Competition for housing is further intensified by the fact that the Cape metro is experiencing an influx of young people, which is not surprising as official estimates show that South African cities’ average incomes are some 40% higher than incomes in the country overall, while employment opportunities in metro areas increase at twice the national pace.
“The semigration trend is evident across the board and includes buyers of all ages,” say Adél and Charl Louw, who own the Chas Everitt International franchises for the Atlantic Seaboard, City Bowl and Northern Suburbs of Cape Town. However, as they point out, relocation from upcountry to the Cape comes at a significant price. “The replacement cost of a property in Cape Town when compared to Johannesburg is between 30 to 40% more. A decent apartment in the CBD and surrounds – one that includes a garage – will set you back at least R5m.
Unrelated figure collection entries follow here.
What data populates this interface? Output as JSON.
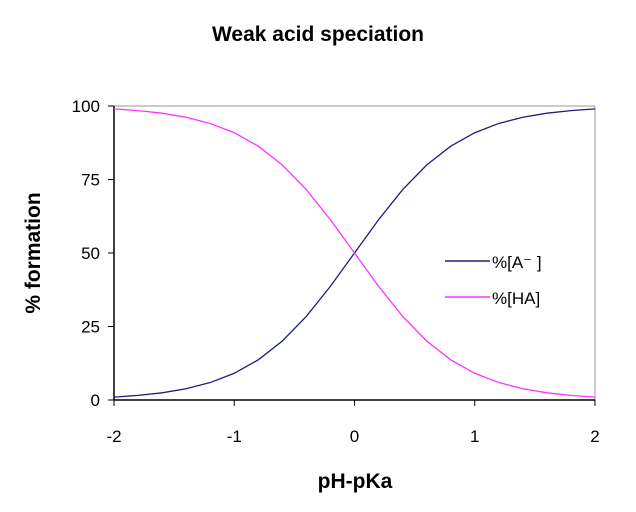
{
  "chart_data": {
    "type": "line",
    "title": "Weak acid speciation",
    "xlabel": "pH-pKa",
    "ylabel": "% formation",
    "xlim": [
      -2,
      2
    ],
    "ylim": [
      0,
      100
    ],
    "xticks": [
      "-2",
      "-1",
      "0",
      "1",
      "2"
    ],
    "yticks": [
      "0",
      "25",
      "50",
      "75",
      "100"
    ],
    "grid": false,
    "legend_position": "right",
    "x": [
      -2,
      -1.8,
      -1.6,
      -1.4,
      -1.2,
      -1,
      -0.8,
      -0.6,
      -0.4,
      -0.2,
      0,
      0.2,
      0.4,
      0.6,
      0.8,
      1,
      1.2,
      1.4,
      1.6,
      1.8,
      2
    ],
    "series": [
      {
        "name": "%[A⁻ ]",
        "color": "#1f1f7a",
        "values": [
          0.99,
          1.56,
          2.45,
          3.83,
          5.93,
          9.09,
          13.68,
          20.07,
          28.47,
          38.69,
          50,
          61.31,
          71.53,
          79.93,
          86.32,
          90.91,
          94.07,
          96.17,
          97.55,
          98.44,
          99.01
        ]
      },
      {
        "name": "%[HA]",
        "color": "#ff33ff",
        "values": [
          99.01,
          98.44,
          97.55,
          96.17,
          94.07,
          90.91,
          86.32,
          79.93,
          71.53,
          61.31,
          50,
          38.69,
          28.47,
          20.07,
          13.68,
          9.09,
          5.93,
          3.83,
          2.45,
          1.56,
          0.99
        ]
      }
    ]
  }
}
This is simply not doable for many of relocating families, who usually find it more affordable to relocate to the southern or northern suburbs of Cape Town or to Stellenbosch, Paarl or Somerset West.”
So contrary to popular perception, Charl says, 80 to 90% of buyers in the CBD are in fact affluent locals. “Many of our Johannesburg clients choose to rather rent in the city, and are happier paying monthly rentals of R50 000 than the steep repayments on an R8m or R10m house. Quite a few rent in the city for a year or so and then drift out to the leafy suburbs where the houses and gardens are larger and the schools easier to access.”
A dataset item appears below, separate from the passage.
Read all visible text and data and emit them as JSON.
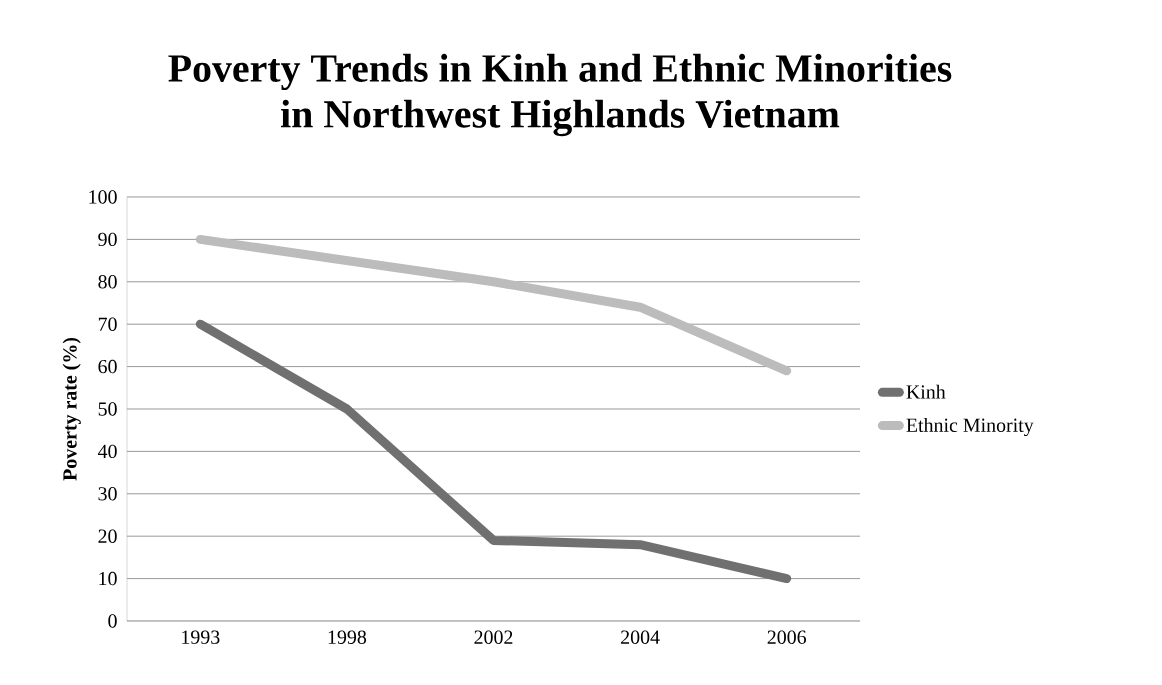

Where, then, does this leave the Cape’s emerging generation of young professionals? “Most twenty-something professionals can only afford to live in the inner city if they flat-share,” says Adél, who adds that those determined to take that first step on the property ladder often buy in the more affordable northern suburbs of Parow, Durbanville and Bellville. “They then either commute or they let out these homes in order to use that income to pay their rents in the City Bowl,” she explains.
By and large, the high-value apartments in the CBD’s repurposed office blocks are off limits to young professionals who, instead, tend to gravitate towards suburbs like Sea Point, Vredehoek and Gardens where the rents are still relatively affordable – but only just. “Areas like Mouille Point have already become all but prohibitive,” notes Adél.
Of course, with the steady shift away from an office-based economy, the CBD may eventually lose its lustre altogether for young professionals. But, for the time being at least, the inner city remains highly aspirational. “These homes and apartments are constantly in high demand and don’t sit on the market for long,” says Charl. “In fact, the challenge is not to move stock but rather to have enough of it, and prices continue to climb strongly as a result.”